Tuesday, March 06, 2007

It takes a little story to tell the Big Story

From the Monroe (La.) News-Star:

Northeastern Louisiana might have missed out on a Toyota Motor Corp. assembly plant and 2,000 jobs because of litter and a workforce that lacks basic skills, according to state Sen. Robert Barham.

Barham, R-Oak Ridge, said that he had dinner with a site selector for a major auto manufacturer last month who outlined the strengths and weaknesses of Louisiana’s Franklin Farms Industrial Megasite near Holly Ridge in Richland Parish.

Barham wouldn’t identify the site selector or the project, but Toyota announced last week that it will build a new manufacturing plant in Tupelo, Miss., that will employ 2,000.

“He was very open and forthright about the plusses and minuses of the site,”
Barham said. “There were two big negatives. One was a woefully unprepared workforce and the other was he said that he doesn’t know of a trashier place.”

Barham, who was attending the Louisiana Association of Business and Industry legislative luncheon at the West Monroe Convention Center, said that the site selector drove a group of Japanese auto executives from the Monroe Regional Airport to the Franklin Farms Megasite via Interstate 20.

“He told me that he could tell that when they saw the amount of litter they wanted to get back on the plane and leave,” Barham said. “Their thinking was, ‘If anybody can do this to the place they live how can we count on them to make sure a bolt is tight.’

“We ought to take this on as a project – make sure that the corridor from Monroe to Holly Ridge is Disney World clean.”

Tana Trichel, the local contact for the Franklin Farms site, said the unidentified site selector is on target.

“Our own national consultant has told us that litter is a problem,” Trichel said. “We need to have a huge beautification program throughout the corridor from our commercial hub of Monroe all the way to the site.”

Monroe Mayor Jamie Mayo said that the litter problem “is getting worse instead of better.”

“There has to be more pride of ownership by our citizens,” Mayo said. “It doesn’t do any good for a municipality to clean up a site when the next day it’s going to be overrun by litter again.”
TRASH-STREWN WASTELAND. Ill-educated, unskilled workforce.
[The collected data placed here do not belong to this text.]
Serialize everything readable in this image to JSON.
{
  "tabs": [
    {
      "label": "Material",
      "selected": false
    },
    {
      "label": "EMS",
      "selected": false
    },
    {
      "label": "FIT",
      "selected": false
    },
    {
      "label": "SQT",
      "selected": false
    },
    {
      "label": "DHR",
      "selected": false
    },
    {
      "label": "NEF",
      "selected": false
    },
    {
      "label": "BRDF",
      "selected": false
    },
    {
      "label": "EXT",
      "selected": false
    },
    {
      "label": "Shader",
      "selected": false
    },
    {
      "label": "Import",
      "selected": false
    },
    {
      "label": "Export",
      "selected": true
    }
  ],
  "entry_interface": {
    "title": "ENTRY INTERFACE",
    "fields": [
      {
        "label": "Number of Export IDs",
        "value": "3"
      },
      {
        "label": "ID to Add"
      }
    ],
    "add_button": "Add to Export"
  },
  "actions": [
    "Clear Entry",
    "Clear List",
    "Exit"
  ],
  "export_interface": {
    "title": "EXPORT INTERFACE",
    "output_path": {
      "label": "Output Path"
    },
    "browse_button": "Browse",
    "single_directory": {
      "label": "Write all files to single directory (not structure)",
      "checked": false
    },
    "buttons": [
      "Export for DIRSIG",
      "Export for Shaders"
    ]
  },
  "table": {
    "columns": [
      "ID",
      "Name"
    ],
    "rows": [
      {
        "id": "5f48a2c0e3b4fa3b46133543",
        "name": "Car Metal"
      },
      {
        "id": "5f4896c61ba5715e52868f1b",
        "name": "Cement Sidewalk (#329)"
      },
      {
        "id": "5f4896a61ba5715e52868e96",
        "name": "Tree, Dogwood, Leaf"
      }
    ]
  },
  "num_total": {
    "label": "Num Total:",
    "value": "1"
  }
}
Broken civic culture. With what does one usually associate such things?

And why is such Third World civic dishevelment tolerated in the world's richest nation? After all, don't we spend billions of taxpayer dollars to alleviate such in various Middle Eastern, Latin American and African hellholes?

What? Is it not politically correct to demand of our fellow Americans what we aspire to achieve halfway across the world -- and then commit the resources and political will to help make it so?